Within 60 seconds of engagement, the beginner makes one right decision in a domain, while the amateur makes 10 right decisions, and the master makes 100 or 1000 or more.
Skill as felt understanding
Skill is internally experienced as a felt understanding. To a juggler, a ball is not just a ball; to a master guitarist, the guitar is an entire world. Deep knowledge of something enriches our experience of it.
If we improve and sculpt this felt understanding, we improve our ability to make correct decisions in a given amount of time. We craft and refine ourselves towards the expression of an incredibly intricate ideal.
But at the beginning of the day, the clay of the mind is simple, shapeless, ugly. We must sculpt it towards a unique and patterned shape. To do this, we must know the clay accurately. We must become entirely committed to working the clay we have, not daydreaming about the clay we think we want.
We must sit for long moments with our natural, preexisting responses and reactions to the parts of reality we want to master. With attention to and engagement with those responses, we can shape them towards elegance and function.
With years of refinement, we might achieve mastery.
Essentially, what we are developing is taste. Refinement. Aesthetics. A responsive awareness of subtle things.
Developing taste
A person on track to mastery constantly asks about the objects in their domain: what do I like about this? What don’t I like about it? How do I feel when I touch and sense it? What is amusing or bizarre? What is annoying or gross? What is harrowing, and what is merely horrible? What is gently nourishing, and what is merely gentle?
How can I shape it? How does it shape me?
The person seeking mastery asks questions like these, whether their skill deals in paints, foods, laws, formulas, words, teams, scenes, biographies, philosophies, social structures, teachers, students, leaders, followers, children, allies, physical states, mental states, communications, maneuvers, plans, arguments, concepts…
The amateur spends enough time with the domain and their feelings about it to develop distinctions and responses to more and more of reality’s features. In time, these responses synthesize, principles emerge, and structure and imminent feeling become one.

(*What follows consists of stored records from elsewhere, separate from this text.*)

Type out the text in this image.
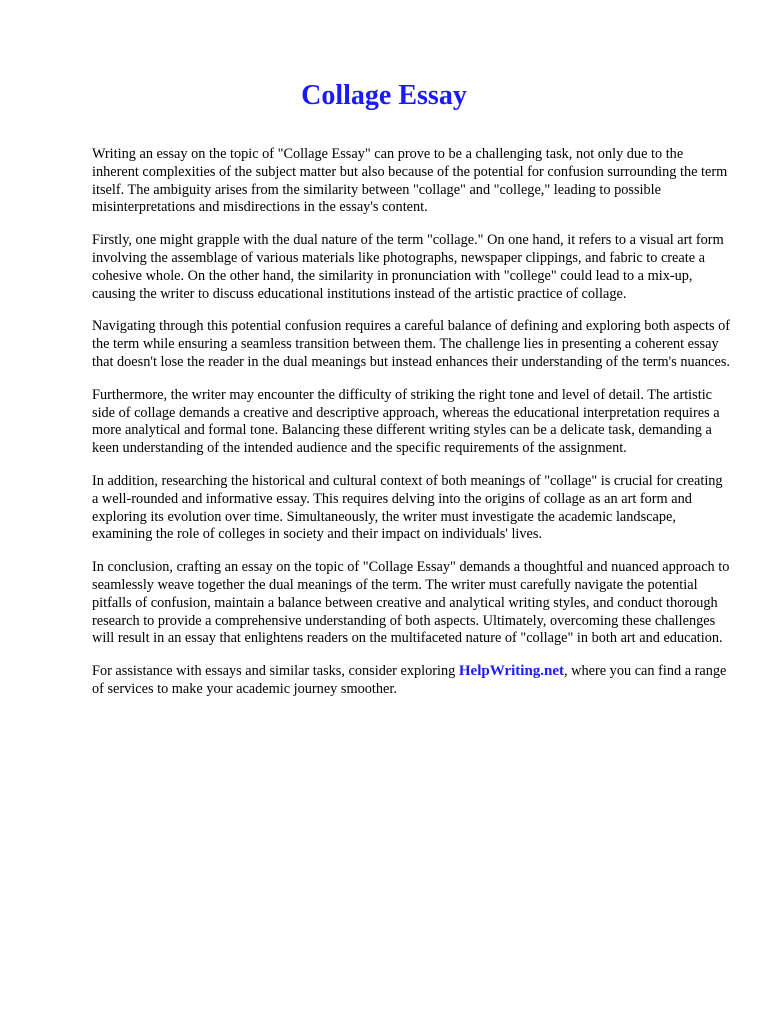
Collage Essay

Writing an essay on the topic of "Collage Essay" can prove to be a challenging task, not only due to the inherent complexities of the subject matter but also because of the potential for confusion surrounding the term itself. The ambiguity arises from the similarity between "collage" and "college," leading to possible misinterpretations and misdirections in the essay's content.

Firstly, one might grapple with the dual nature of the term "collage." On one hand, it refers to a visual art form involving the assemblage of various materials like photographs, newspaper clippings, and fabric to create a cohesive whole. On the other hand, the similarity in pronunciation with "college" could lead to a mix-up, causing the writer to discuss educational institutions instead of the artistic practice of collage.

Navigating through this potential confusion requires a careful balance of defining and exploring both aspects of the term while ensuring a seamless transition between them. The challenge lies in presenting a coherent essay that doesn't lose the reader in the dual meanings but instead enhances their understanding of the term's nuances.

Furthermore, the writer may encounter the difficulty of striking the right tone and level of detail. The artistic side of collage demands a creative and descriptive approach, whereas the educational interpretation requires a more analytical and formal tone. Balancing these different writing styles can be a delicate task, demanding a keen understanding of the intended audience and the specific requirements of the assignment.

In addition, researching the historical and cultural context of both meanings of "collage" is crucial for creating a well-rounded and informative essay. This requires delving into the origins of collage as an art form and exploring its evolution over time. Simultaneously, the writer must investigate the academic landscape, examining the role of colleges in society and their impact on individuals' lives.

In conclusion, crafting an essay on the topic of "Collage Essay" demands a thoughtful and nuanced approach to seamlessly weave together the dual meanings of the term. The writer must carefully navigate the potential pitfalls of confusion, maintain a balance between creative and analytical writing styles, and conduct thorough research to provide a comprehensive understanding of both aspects. Ultimately, overcoming these challenges will result in an essay that enlightens readers on the multifaceted nature of "collage" in both art and education.

For assistance with essays and similar tasks, consider exploring HelpWriting.net, where you can find a range of services to make your academic journey smoother.
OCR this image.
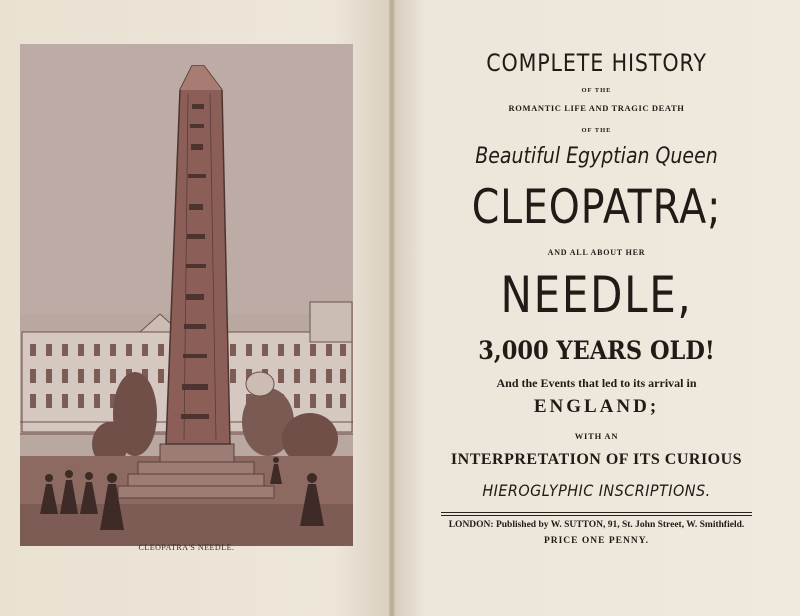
CLEOPATRA'S NEEDLE.
COMPLETE HISTORY
OF THE
ROMANTIC LIFE AND TRAGIC DEATH
OF THE
Beautiful Egyptian Queen
CLEOPATRA;
AND ALL ABOUT HER
NEEDLE,
3,000 YEARS OLD!
And the Events that led to its arrival in
ENGLAND;
WITH AN
INTERPRETATION OF ITS CURIOUS
HIEROGLYPHIC INSCRIPTIONS.
LONDON: Published by W. SUTTON, 91, St. John Street, W. Smithfield.
PRICE ONE PENNY.
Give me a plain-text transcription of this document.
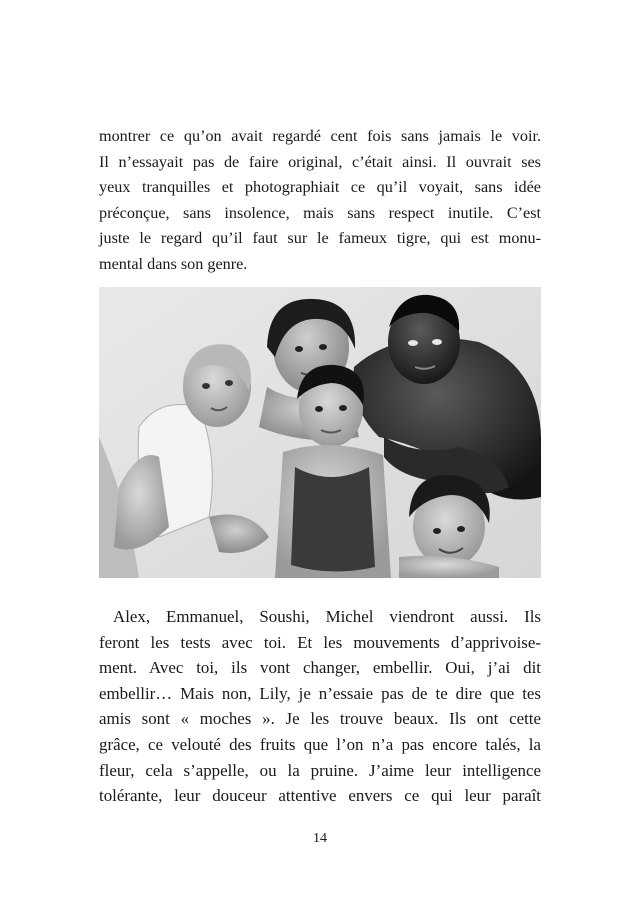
montrer ce qu’on avait regardé cent fois sans jamais le voir.
Il n’essayait pas de faire original, c’était ainsi. Il ouvrait ses
yeux tranquilles et photographiait ce qu’il voyait, sans idée
préconçue, sans insolence, mais sans respect inutile. C’est
juste le regard qu’il faut sur le fameux tigre, qui est monu-
mental dans son genre.
Alex, Emmanuel, Soushi, Michel viendront aussi. Ils
feront les tests avec toi. Et les mouvements d’apprivoise-
ment. Avec toi, ils vont changer, embellir. Oui, j’ai dit
embellir… Mais non, Lily, je n’essaie pas de te dire que tes
amis sont « moches ». Je les trouve beaux. Ils ont cette
grâce, ce velouté des fruits que l’on n’a pas encore talés, la
fleur, cela s’appelle, ou la pruine. J’aime leur intelligence
tolérante, leur douceur attentive envers ce qui leur paraît
14
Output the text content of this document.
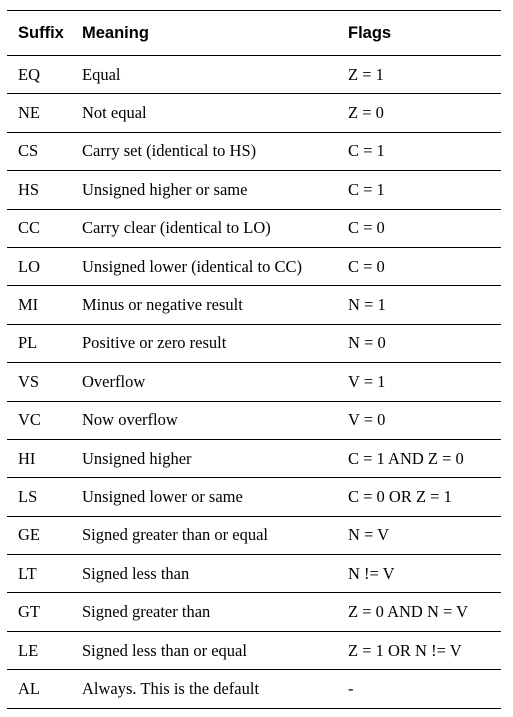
Suffix	Meaning	Flags
EQ	Equal	Z = 1
NE	Not equal	Z = 0
CS	Carry set (identical to HS)	C = 1
HS	Unsigned higher or same	C = 1
CC	Carry clear (identical to LO)	C = 0
LO	Unsigned lower (identical to CC)	C = 0
MI	Minus or negative result	N = 1
PL	Positive or zero result	N = 0
VS	Overflow	V = 1
VC	Now overflow	V = 0
HI	Unsigned higher	C = 1 AND Z = 0
LS	Unsigned lower or same	C = 0 OR Z = 1
GE	Signed greater than or equal	N = V
LT	Signed less than	N != V
GT	Signed greater than	Z = 0 AND N = V
LE	Signed less than or equal	Z = 1 OR N != V
AL	Always. This is the default	-
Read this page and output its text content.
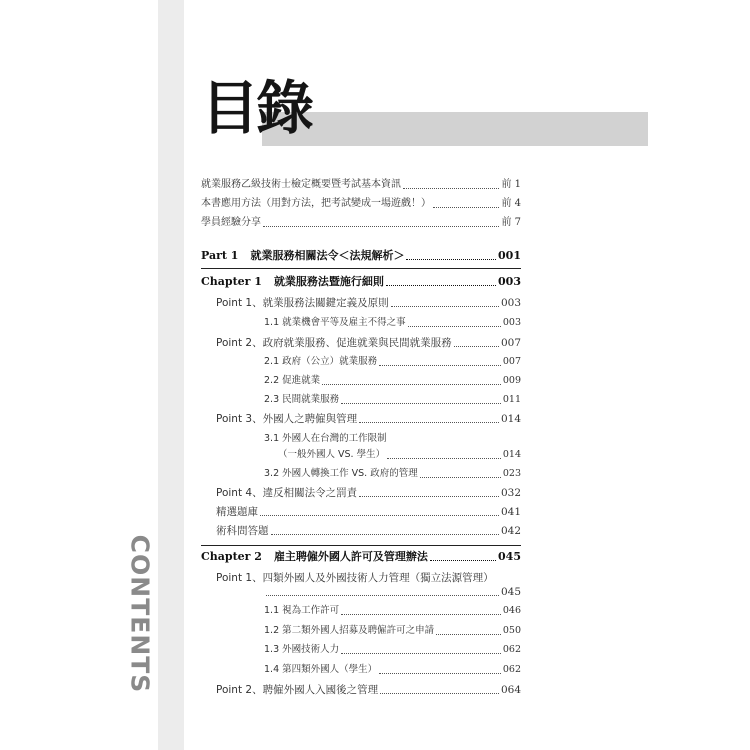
CONTENTS
目錄
就業服務乙級技術士檢定概要暨考試基本資訊	前 1
本書應用方法（用對方法，把考試變成一場遊戲！）	前 4
學員經驗分享	前 7
Part 1 就業服務相關法令＜法規解析＞	001
Chapter 1 就業服務法暨施行細則	003
Point 1、就業服務法關鍵定義及原則	003
1.1 就業機會平等及雇主不得之事	003
Point 2、政府就業服務、促進就業與民間就業服務	007
2.1 政府（公立）就業服務	007
2.2 促進就業	009
2.3 民間就業服務	011
Point 3、外國人之聘僱與管理	014
3.1 外國人在台灣的工作限制
（一般外國人 VS. 學生）	014
3.2 外國人轉換工作 VS. 政府的管理	023
Point 4、違反相關法令之罰責	032
精選題庫	041
術科問答題	042
Chapter 2 雇主聘僱外國人許可及管理辦法	045
Point 1、四類外國人及外國技術人力管理（獨立法源管理）
045
1.1 視為工作許可	046
1.2 第二類外國人招募及聘僱許可之申請	050
1.3 外國技術人力	062
1.4 第四類外國人（學生）	062
Point 2、聘僱外國人入國後之管理	064
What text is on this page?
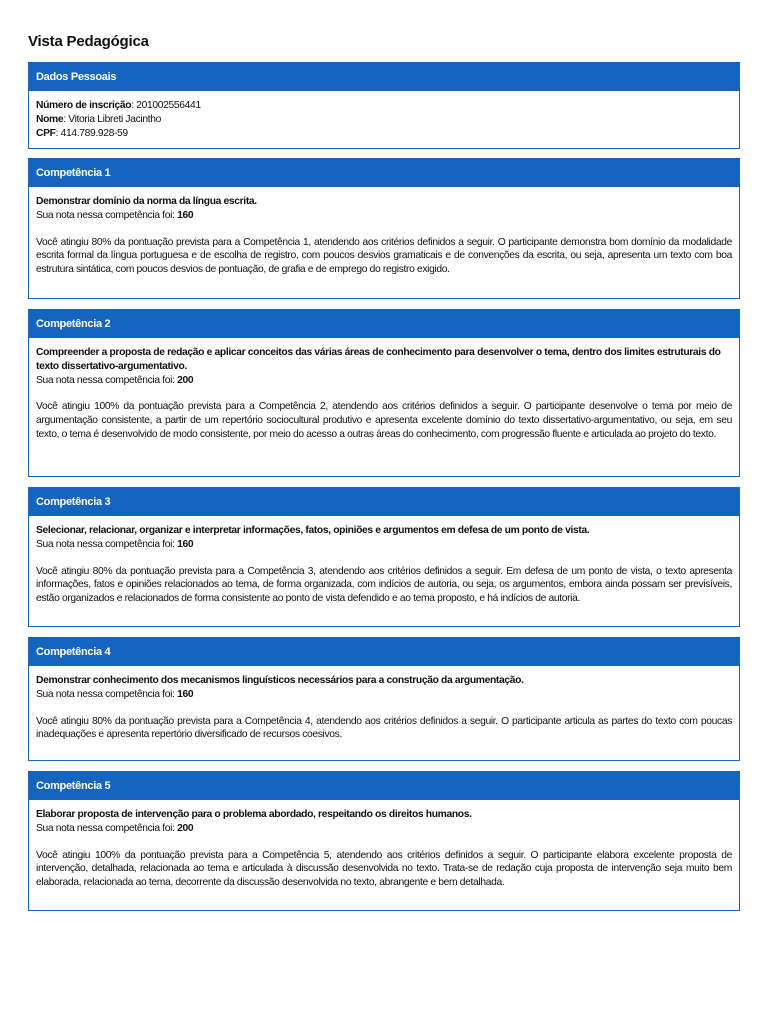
Vista Pedagógica
Dados Pessoais
Número de inscrição: 201002556441
Nome: Vitoria Libreti Jacintho
CPF: 414.789.928-59
Competência 1
Demonstrar domínio da norma da língua escrita.
Sua nota nessa competência foi: 160
Você atingiu 80% da pontuação prevista para a Competência 1, atendendo aos critérios definidos a seguir. O participante demonstra bom domínio da modalidade escrita formal da língua portuguesa e de escolha de registro, com poucos desvios gramaticais e de convenções da escrita, ou seja, apresenta um texto com boa estrutura sintática, com poucos desvios de pontuação, de grafia e de emprego do registro exigido.
Competência 2
Compreender a proposta de redação e aplicar conceitos das várias áreas de conhecimento para desenvolver o tema, dentro dos limites estruturais do texto dissertativo-argumentativo.
Sua nota nessa competência foi: 200
Você atingiu 100% da pontuação prevista para a Competência 2, atendendo aos critérios definidos a seguir. O participante desenvolve o tema por meio de argumentação consistente, a partir de um repertório sociocultural produtivo e apresenta excelente domínio do texto dissertativo-argumentativo, ou seja, em seu texto, o tema é desenvolvido de modo consistente, por meio do acesso a outras áreas do conhecimento, com progressão fluente e articulada ao projeto do texto.
Competência 3
Selecionar, relacionar, organizar e interpretar informações, fatos, opiniões e argumentos em defesa de um ponto de vista.
Sua nota nessa competência foi: 160
Você atingiu 80% da pontuação prevista para a Competência 3, atendendo aos critérios definidos a seguir. Em defesa de um ponto de vista, o texto apresenta informações, fatos e opiniões relacionados ao tema, de forma organizada, com indícios de autoria, ou seja, os argumentos, embora ainda possam ser previsíveis, estão organizados e relacionados de forma consistente ao ponto de vista defendido e ao tema proposto, e há indícios de autoria.
Competência 4
Demonstrar conhecimento dos mecanismos linguísticos necessários para a construção da argumentação.
Sua nota nessa competência foi: 160
Você atingiu 80% da pontuação prevista para a Competência 4, atendendo aos critérios definidos a seguir. O participante articula as partes do texto com poucas inadequações e apresenta repertório diversificado de recursos coesivos.
Competência 5
Elaborar proposta de intervenção para o problema abordado, respeitando os direitos humanos.
Sua nota nessa competência foi: 200
Você atingiu 100% da pontuação prevista para a Competência 5, atendendo aos critérios definidos a seguir. O participante elabora excelente proposta de intervenção, detalhada, relacionada ao tema e articulada à discussão desenvolvida no texto. Trata-se de redação cuja proposta de intervenção seja muito bem elaborada, relacionada ao tema, decorrente da discussão desenvolvida no texto, abrangente e bem detalhada.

It is for these reasons that I think of mastery-seekers as aspiring artists, or at least aesthetes. (They are not only this, but they are this.)
Mastery requires impeccably good taste.
(Distinguish the above from views on which the pursuit of truth is the pursuit of ‘objectivity’, or knowledge devoid of feeling or personal meaning. This is just a world-model without one’s goals running through it.)